Shanahan needed a spark early in the second half and got it from an unlikely source: Dan Bathon. The midfielder entered with just nine goals, but he scored twice Saturday, dodging short-stick midfielders at 9:32 and 7:12 to get Shanahan off the mark. Goforth and Connor Heisman — off a tic-tac-toe transition from Whalen and d-middie Kyle Pollick — evened the score with 6:05 to half. Chris Rosini nudged Strath Haven ahead off Ethan Belville’s second assist at 3:26, but that was the Panthers’ last offense.

Every time Strath Haven threatened to turn the tide, it didn’t materialize. Carney rang the crossbar in the first minute of the third, before Andrew Smyth (goal, two assist) knotted the score.

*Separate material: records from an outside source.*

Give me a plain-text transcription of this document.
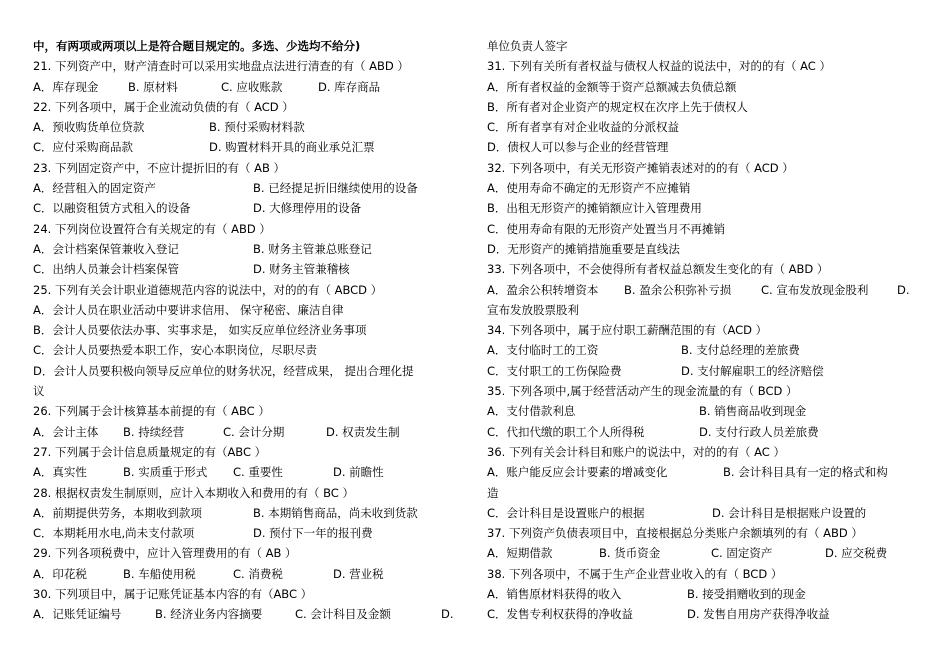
中，有两项或两项以上是符合题目规定的。多选、少选均不给分)
21. 下列资产中，财产清查时可以采用实地盘点法进行清查的有（ ABD ）
A．库存现金	B. 原材料	C. 应收账款	D. 库存商品
22. 下列各项中，属于企业流动负债的有（ ACD ）
A．预收购货单位贷款	B. 预付采购材料款
C．应付采购商品款	D. 购置材料开具的商业承兑汇票
23. 下列固定资产中，不应计提折旧的有（ AB ）
A．经营租入的固定资产	B. 已经提足折旧继续使用的设备
C．以融资租赁方式租入的设备	D. 大修理停用的设备
24. 下列岗位设置符合有关规定的有（ ABD ）
A．会计档案保管兼收入登记	B. 财务主管兼总账登记
C．出纳人员兼会计档案保管	D. 财务主管兼稽核
25. 下列有关会计职业道德规范内容的说法中，对的的有（ ABCD ）
A．会计人员在职业活动中要讲求信用、 保守秘密、廉洁自律
B．会计人员要依法办事、实事求是， 如实反应单位经济业务事项
C．会计人员要热爱本职工作，安心本职岗位，尽职尽责
D．会计人员要积极向领导反应单位的财务状况，经营成果， 提出合理化提
议
26. 下列属于会计核算基本前提的有（ ABC ）
A．会计主体 B. 持续经营	C. 会计分期	D. 权责发生制
27. 下列属于会计信息质量规定的有（ABC ）
A．真实性	B. 实质重于形式 C. 重要性	D. 前瞻性
28. 根据权责发生制原则，应计入本期收入和费用的有（ BC ）
A．前期提供劳务，本期收到款项	B. 本期销售商品，尚未收到货款
C．本期耗用水电,尚未支付款项	D. 预付下一年的报刊费
29. 下列各项税费中，应计入管理费用的有（ AB ）
A．印花税	B. 车船使用税	C. 消费税	D. 营业税
30. 下列项目中，属于记账凭证基本内容的有（ABC ）
A．记账凭证编号	B. 经济业务内容摘要	C. 会计科目及金额	D.
单位负责人签字
31. 下列有关所有者权益与债权人权益的说法中，对的的有（ AC ）
A．所有者权益的金额等于资产总额减去负债总额
B．所有者对企业资产的规定权在次序上先于债权人
C．所有者享有对企业收益的分派权益
D．债权人可以参与企业的经营管理
32. 下列各项中，有关无形资产摊销表述对的的有（ ACD ）
A．使用寿命不确定的无形资产不应摊销
B．出租无形资产的摊销额应计入管理费用
C．使用寿命有限的无形资产处置当月不再摊销
D．无形资产的摊销措施重要是直线法
33. 下列各项中，不会使得所有者权益总额发生变化的有（ ABD ）
A．盈余公积转增资本 B. 盈余公积弥补亏损	C. 宣布发放现金股利 D.
宣布发放股票股利
34. 下列各项中，属于应付职工薪酬范围的有（ACD ）
A．支付临时工的工资	B. 支付总经理的差旅费
C．支付职工的工伤保险费	D. 支付解雇职工的经济赔偿
35. 下列各项中,属于经营活动产生的现金流量的有（ BCD ）
A．支付借款利息	B. 销售商品收到现金
C．代扣代缴的职工个人所得税	D. 支付行政人员差旅费
36. 下列有关会计科目和账户的说法中，对的的有（ AC ）
A．账户能反应会计要素的增减变化	B. 会计科目具有一定的格式和构
造
C．会计科目是设置账户的根据	D. 会计科目是根据账户设置的
37. 下列资产负债表项目中，直接根据总分类账户余额填列的有（ ABD ）
A．短期借款	B. 货币资金	C. 固定资产	D. 应交税费
38. 下列各项中，不属于生产企业营业收入的有（ BCD ）
A．销售原材料获得的收入	B. 接受捐赠收到的现金
C．发售专利权获得的净收益	D. 发售自用房产获得净收益
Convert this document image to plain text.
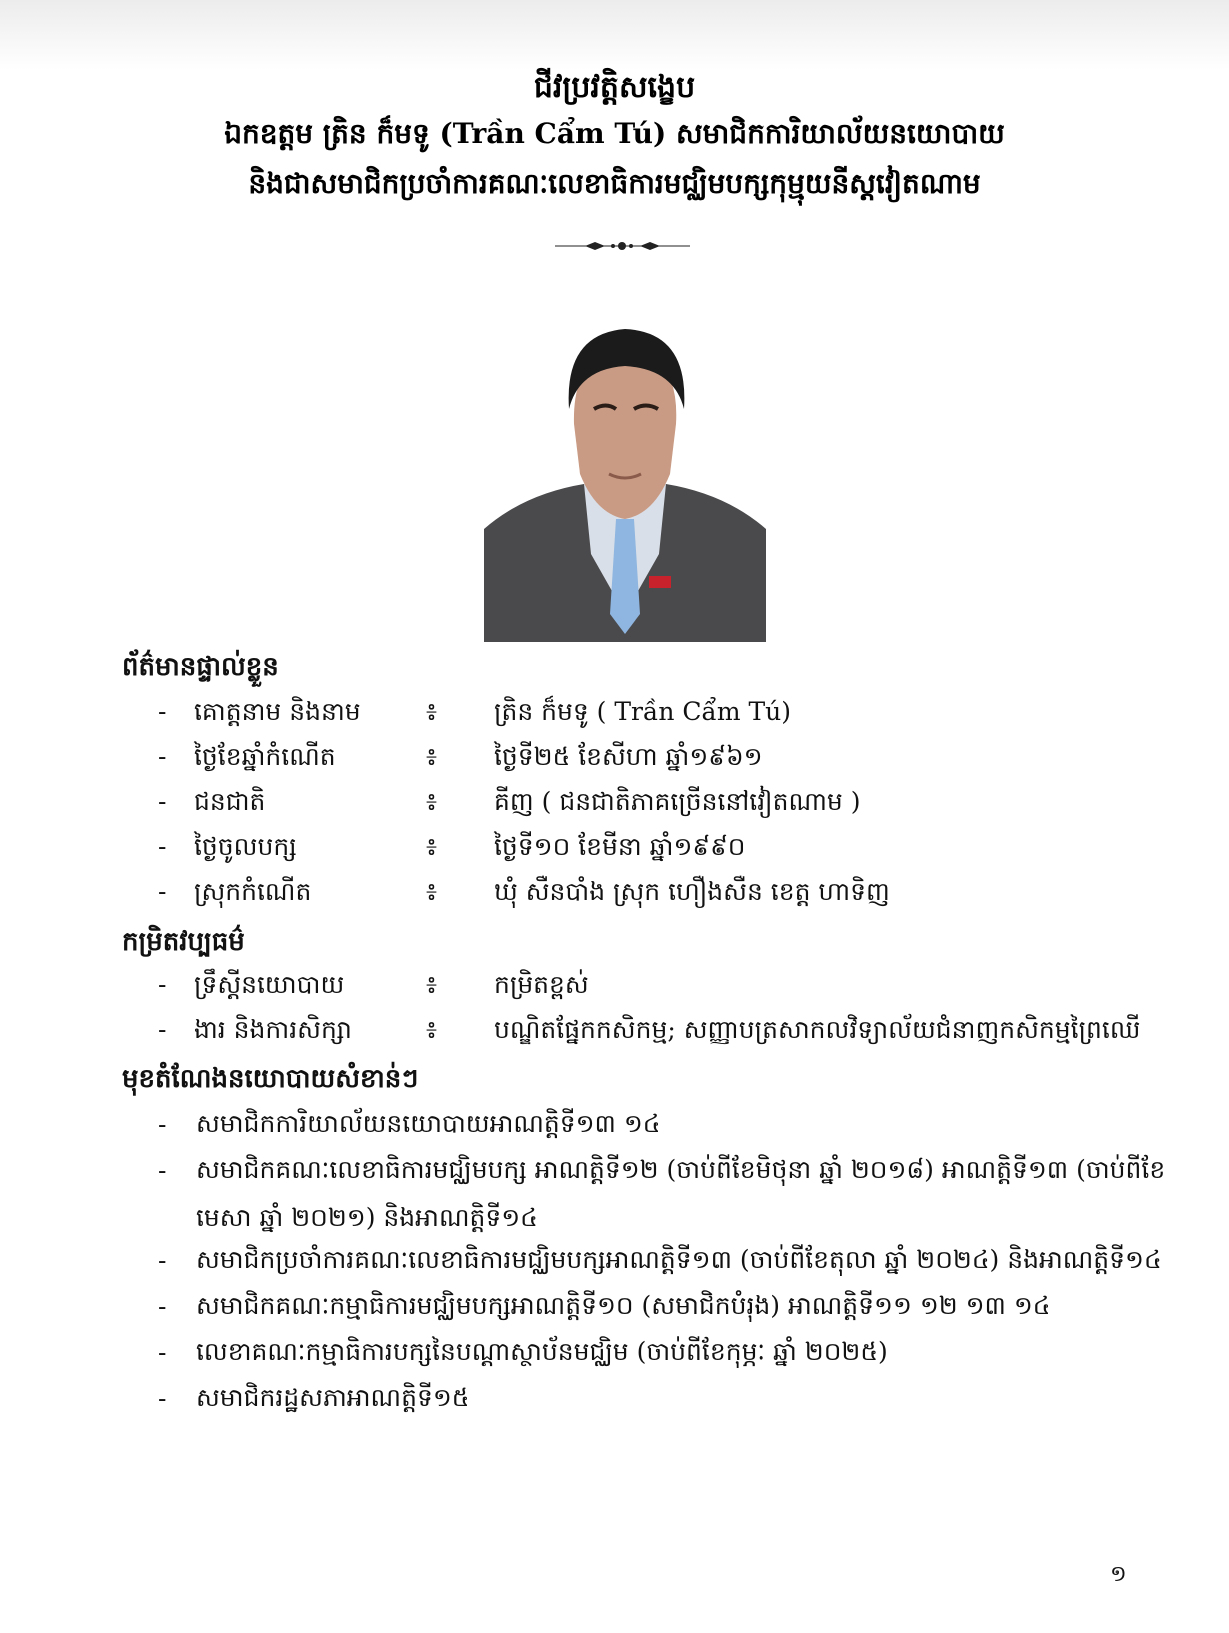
ជីវប្រវត្តិសង្ខេប
ឯកឧត្តម ត្រិន ក៏មទូ (Trần Cẩm Tú) សមាជិកការិយាល័យនយោបាយ
និងជាសមាជិកប្រចាំការគណៈលេខាធិការមជ្ឈិមបក្សកុម្មុយនីស្តវៀតណាម
ព័ត៌មានផ្ទាល់ខ្លួន
- គោត្តនាម និងនាម	៖ ត្រិន ក៏មទូ ( Trần Cẩm Tú)
- ថ្ងៃខែឆ្នាំកំណើត	៖ ថ្ងៃទី២៥ ខែសីហា ឆ្នាំ១៩៦១
- ជនជាតិ	៖ គីញ ( ជនជាតិភាគច្រើននៅវៀតណាម )
- ថ្ងៃចូលបក្ស	៖ ថ្ងៃទី១០ ខែមីនា ឆ្នាំ១៩៩០
- ស្រុកកំណើត	៖ ឃុំ សឺនបាំង ស្រុក ហឿងសឺន ខេត្ត ហាទិញ
កម្រិតវប្បធម៌
- ទ្រឹស្តីនយោបាយ	៖ កម្រិតខ្ពស់
- ងារ និងការសិក្សា	៖ បណ្ឌិតផ្នែកកសិកម្ម; សញ្ញាបត្រសាកលវិទ្យាល័យជំនាញកសិកម្មព្រៃឈើ
មុខតំណែងនយោបាយសំខាន់ៗ
- សមាជិកការិយាល័យនយោបាយអាណត្តិទី១៣ ១៤
- សមាជិកគណៈលេខាធិការមជ្ឈិមបក្ស អាណត្តិទី១២ (ចាប់ពីខែមិថុនា ឆ្នាំ ២០១៨) អាណត្តិទី១៣ (ចាប់ពីខែមេសា ឆ្នាំ ២០២១) និងអាណត្តិទី១៤
- សមាជិកប្រចាំការគណៈលេខាធិការមជ្ឈិមបក្សអាណត្តិទី១៣ (ចាប់ពីខែតុលា ឆ្នាំ ២០២៤) និងអាណត្តិទី១៤
- សមាជិកគណៈកម្មាធិការមជ្ឈិមបក្សអាណត្តិទី១០ (សមាជិកបំរុង) អាណត្តិទី១១ ១២ ១៣ ១៤
- លេខាគណៈកម្មាធិការបក្សនៃបណ្តាស្ថាប័នមជ្ឈិម (ចាប់ពីខែកុម្ភៈ ឆ្នាំ ២០២៥)
- សមាជិករដ្ឋសភាអាណត្តិទី១៥
១
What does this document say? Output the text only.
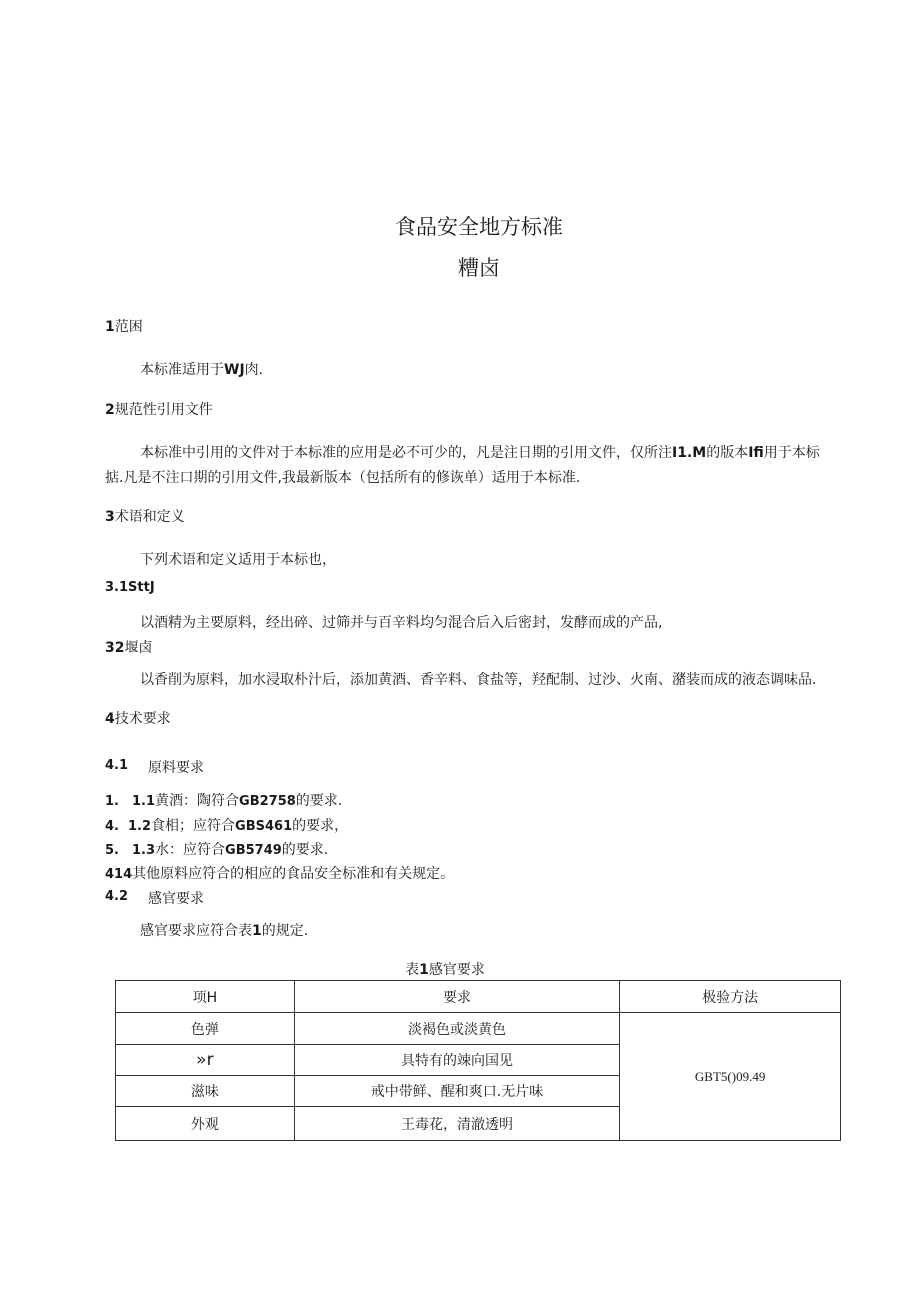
食品安全地方标准
糟卤
1范困
本标准适用于WJ肉.
2规范性引用文件
本标准中引用的文件对于本标准的应用是必不可少的，凡是注日期的引用文件，仅所注I1.M的版本Ifi用于本标
掂.凡是不注口期的引用文件,我最新版本（包括所有的修诙单）适用于本标准.
3术语和定义
下列术语和定义适用于本标也，
3.1SttJ
以酒精为主要原料，经出碎、过筛并与百辛料均匀混合后入后密封，发酵而成的产品,
32堰卤
以香削为原料，加水浸取朴汁后，添加黄酒、香辛料、食盐等，羟配制、过沙、火南、潴装而成的液态调味品.
4技术要求
4.1 原料要求
1. 1.1黄酒：陶符合GB2758的要求.
4. 1.2食相；应符合GBS461的要求，
5. 1.3水：应符合GB5749的要求.
414其他原料应符合的相应的食品安全标准和有关规定。
4.2 感官要求
感官要求应符合表1的规定.
表1感官要求
项H	要求	极验方法
色弹	淡褐色或淡黄色	GBT5()09.49
»r	具特有的竦向国见	
滋味	戒中带鲜、醒和爽口.无片味	
外观	王毒花，清澈透明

Conner — who finishes the season with 96 goals and 155 points and his career with 408 points — hit the post in the third quarter and again in the fourth, the latter in an 8-5 game after a potentially momentum-shifting hit. But the seesaw wouldn’t tip back for Haven.

Strath Haven’s Jeff Conner tries to ward off a Bishop Shanahan defender in the PIAA Class 2A final Saturday. (Mark Palczewski/For Digital First Media)

“He has great vision,” Ford said of Conner. “He’s a good player and he’s going to Virginia, so we definitely had to practice with our sticks up this whole week, and we knew that once he got around the corner sometimes, he has that low shot, so it’s definitely something we had to work on.”

That left a group of Strath Haven seniors, led by Conner and senior defenseman Ryan Morris, to be content with a program-altering run that fell one win shy of its ultimate goal.

“We changed the culture of Strath Haven lacrosse,” Santisi said. “No one’s going to go down their schedule and mark Strath Haven as an easy W. It’s going to be a game they circle and they’re going to have to prepare for it weeks ahead. It’s a different culture here now. I loved playing with this group of guys. Back in our sophomore year, we went to the semis and we knew we could get back here. It’s a new culture, and I can’t wait to see what they do with it.”

Shanahan poured it on with six goals in the fourth quarter, the last five in a span of 4:01. Heisman and Bryan Rafferty scored twice each. Kyle Gucwa added a goal and an assist. But even the offense’s primary protagonist understood what led Shanahan to hoist its first state title.

“It is huge,” Goforth said. “Defense wins championships, not offense. And that’s what we have.”